Whiteleys of Bayswater, the now struggling giant department store, was purchased in 1961. In 1968, United Drapery Stores asked Joseph Kaplan from London and County Securities Group to manage the bank they inherited when purchasing Whiteleys, which saw branches opened in other department stores. The fur and leather retailer Swears and Wells was added to the business in 1969. The mail order catalogue business of John Myers was purchased in 1971, however they were beaten by Great Universal Stores to A & S Henry & Co group, owners of mail order catalogue John Noble in 1971. In 1972, UDS made an offer to purchase Debenhams, along with interest from Sears plc and Tesco, but were fought off by chairman Sir Anthony Burney. Although its bid for Debenhams failed, the company purchased Telstar Colour Television and footwear retailer John Farmer in 1972. In 1973, the business officially changed its name from United Drapery Stores to UDS and acquired the shoe repair business of Timpson for £28.6 million.
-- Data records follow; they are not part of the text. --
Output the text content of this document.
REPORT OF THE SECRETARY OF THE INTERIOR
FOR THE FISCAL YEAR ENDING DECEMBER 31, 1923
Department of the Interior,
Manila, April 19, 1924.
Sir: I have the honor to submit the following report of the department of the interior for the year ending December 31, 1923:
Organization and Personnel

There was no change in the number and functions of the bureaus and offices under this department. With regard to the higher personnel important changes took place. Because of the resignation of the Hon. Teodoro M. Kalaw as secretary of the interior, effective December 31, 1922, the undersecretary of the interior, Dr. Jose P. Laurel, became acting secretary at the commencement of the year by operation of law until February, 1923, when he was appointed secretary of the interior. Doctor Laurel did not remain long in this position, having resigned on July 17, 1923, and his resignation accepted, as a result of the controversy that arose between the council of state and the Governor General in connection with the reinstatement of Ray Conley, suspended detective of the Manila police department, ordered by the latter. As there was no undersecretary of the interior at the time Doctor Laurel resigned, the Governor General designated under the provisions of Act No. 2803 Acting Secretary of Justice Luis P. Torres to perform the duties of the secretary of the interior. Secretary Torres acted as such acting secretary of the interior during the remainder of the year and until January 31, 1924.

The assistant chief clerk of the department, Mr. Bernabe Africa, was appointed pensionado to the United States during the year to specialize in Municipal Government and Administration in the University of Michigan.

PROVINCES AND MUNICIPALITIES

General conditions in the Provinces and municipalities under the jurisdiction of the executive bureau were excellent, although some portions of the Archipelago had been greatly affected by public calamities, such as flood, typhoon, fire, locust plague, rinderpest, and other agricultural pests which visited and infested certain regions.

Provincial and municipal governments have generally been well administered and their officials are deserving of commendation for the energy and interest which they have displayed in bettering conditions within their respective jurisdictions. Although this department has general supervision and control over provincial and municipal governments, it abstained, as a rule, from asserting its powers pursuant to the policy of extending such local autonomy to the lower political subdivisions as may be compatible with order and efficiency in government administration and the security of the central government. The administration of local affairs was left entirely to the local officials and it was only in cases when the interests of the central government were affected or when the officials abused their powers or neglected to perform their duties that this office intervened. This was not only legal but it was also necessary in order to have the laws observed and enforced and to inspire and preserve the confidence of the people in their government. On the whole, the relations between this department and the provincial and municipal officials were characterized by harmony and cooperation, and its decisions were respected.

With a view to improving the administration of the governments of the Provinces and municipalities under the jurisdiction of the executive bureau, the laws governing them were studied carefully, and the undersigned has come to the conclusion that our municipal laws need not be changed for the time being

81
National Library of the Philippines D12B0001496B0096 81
However the company was dragged into the collapse of London and County Securities bank in the same year. In 1975 the company's subsidiaries were:

- Alexandre (menswear)
- Alexander Sloan, Dublin (clothing and household goods)
- John Blundell (department stores / credit drapers)
- Claude Alexander (menswear)
- John Collier Tailoring (menswear)
- The Household Supplies Co
- James Grant (furniture retailer)
- Lawsons (credit drapers)
- Ocean Trading Group (shipping company)
- Richard Shops (ladieswear)
- Masters Stores
- Swears and Wells (fur retailer)
- John Myers Group (mail order catalogue)
- Telstar Colour-vision (TV Rental)
- John Farmer (footwear retailer)
- William Timpson (footwear retailer)
- Grange (furniture retailer)
- Allders (department store)
- Arding & Hobbs (department store)
- John Banner (department store)
- John Farnon (department store)
- Gorringes (department store)
- Hawes Brothers (department store)
- Hinds (department store)
- Hurst & Sandler (department stores)
- Landports (department store)
- Lingards (department store)
- Mackross (department store)
- Medhursts (department store)
- James Page (department store)
- Shinners (department store)
- Whiteleys (department store)
- Youngs (department store)

==Final days==

However, for the UDS menswear business the main rival was the Burton Group, and there were several attempts by UDS to take over Burton's, most notably in 1967. This attempt was blocked by the British Government's Monopolies and Mergers Commission as being against the public interest. At this time UDS had £24.5 million of sales, compared to Burton's £47 million, and 584 menswear stores including:

- 51 Brook Brothers
- 52 Peter Pell
- 25 Claude Alexander

However, by 1980, the business was starting to struggle with the growing diversification of the business, large amounts of borrowing, high interest rates and inflation and falling sales. The Alexandre and Claude Alexander stores were rebranded under the John Collier chain, with a loss of 100 stores and 500 jobs. The credit operations were sold to Citibank, John Myers was sold to Great Universal Stores while plans were made to sell John Collier to Burtons, although a management buyout was attempted but rebuffed.

In 1983 the group was acquired after a takeover battle by Hanson Trust, beating Gerald Ronson's Heron International with a bid of £264 million and was largely broken up. John Collier was sold to the management in a £47.5 million buyout in September 1983, (before being sold onto the Burton Group in 1985). Richard Shops was sold to Sir Terence Conran's Habitat Mothercare Group plc after a failed management buyout. Along with the sales of William Timpson and Orbit, the total return of £152 million was raised.